Port forwarding from dom0 to bridged domU with IPVS
Introduction
Those following zone0’s adventures know: Netfilter sucks badly when it comes to forwarding simple ports from a dom0 to a bridged domU. That’s just how it is, we don’t know where it comes from, maybe from 64-bit, maybe from BSD domUs, maybe from the Xen kernel, maybe, maybe, maybe. Anyway, after many hours of tweaking, debugging, tcpdump and so on, we decided on IPVS. I’ve posted the results of our experiences here, so if you also want to set up a simple port forwarding between Xen domains, you won’t have to waste an entire Saturday and miss the techno-parade.
I’ll add that this excellent tutorial on IPVS will allow you to quickly familiarize yourself with the tool.
By the way, I know, IPVS is OLD.
Mise en place
We, an OSS advocacy group, setup a Xen 3.1 machine composed of:
- a 64 bits dom0 running Debian stable amd64
- 2 hvm domUs running OpenBSD amd64
- 2 hvm domUs running NetBSD i386
This machine is to be hosted and reachable from the Internet, but it will only have one public IP. Naturally, our first tought was to port-forward using iptables / netfilter. We didn’t really though it would be an issue… and that was a mistake :) We tried many options, read many hints, even on this list, but no matter what, the port-forwarding, using a ultra-classic PREROUTING / FORWARD rule, was given a TCP RST in the best scenario. We read here stories about activating NAT / masquerading on the domU to fix (???) this issue, but as the machine is meant to be hosted, that was not the cleanest approach.

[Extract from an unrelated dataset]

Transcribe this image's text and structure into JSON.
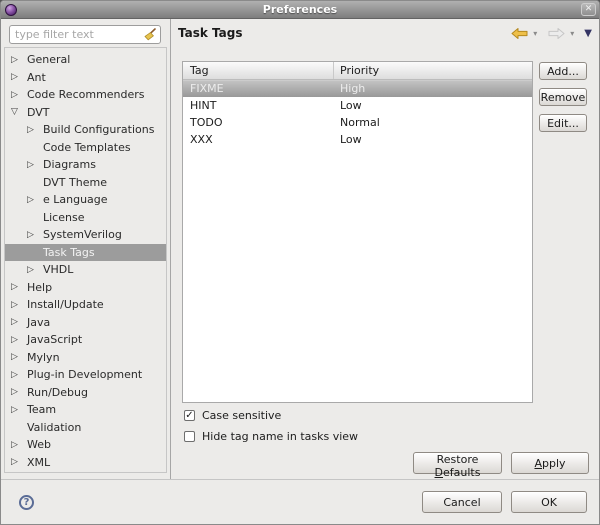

And then we took a look at IPVS (http://www.linuxvirtualserver.org/software/ipvs.html), an opensource Linux kernel module initially meant to act as a loadbalancer. We thought that providing a unique real server (the domU) to the VIP would do the trick… and it did! Here’s a quick example of a working configuration:
- dom0 has a public IP address, no services but ssh available
- domU has a RFC1918 address, linked to a bridge on the second ethernet interface of the dom0
We want to redirect the port 2222 of the dom0 to the port 22 of the domU:
- Install ipvsadm on the dom0 (apt-get install ipvsadm on debian)
- Setup the VIP:
ipvsadm -A -t <public_ip>:2222 -s rr
We choosed the Round-Robin algorithm, but obviously this has no effect for us as there will be only one real server behind the loadbalancer
- Insert domU’s private IP on the VIP:
ipvsadm -a -t <public_ip>:2222 -r <domU_private_ip>:22 -m
Here we use the simple masquerading mode of IPVS
- See the output:
$ root@dom0:~# ipvsadm -L
IP Virtual Server version 1.2.1 (size=4096)
Prot LocalAddress:Port Scheduler Flags
-> RemoteAddress:Port Forward Weight ActiveConn InActConn
TCP dom0:2222 rr
-> shells:ssh Masq 1 0 0
And finally, from an outside machine:
$ imil@tatooine:~$ ssh -p 2222 dom0
imil@dom0_public_ip's password:
Last login: Sun Sep 16 01:15:40 2007 from somewhere_else
OpenBSD 4.1 (GENERIC) #874: Sat Mar 10 19:09:51 MST 2007
imil@shells
~$
It Works!
Hope this method can save time to some of you, for us it’s now the perfect solution as it provides us also the ability to loadbalance services on other domU’s.
References
http://www.gcu.info/2411/2007/09/16/si-tu-casses-ta-cuiller-prend-une-pellle-sin-youn-beol-prophete/
Last updated 16 Sep 2007, 21:32 CEST.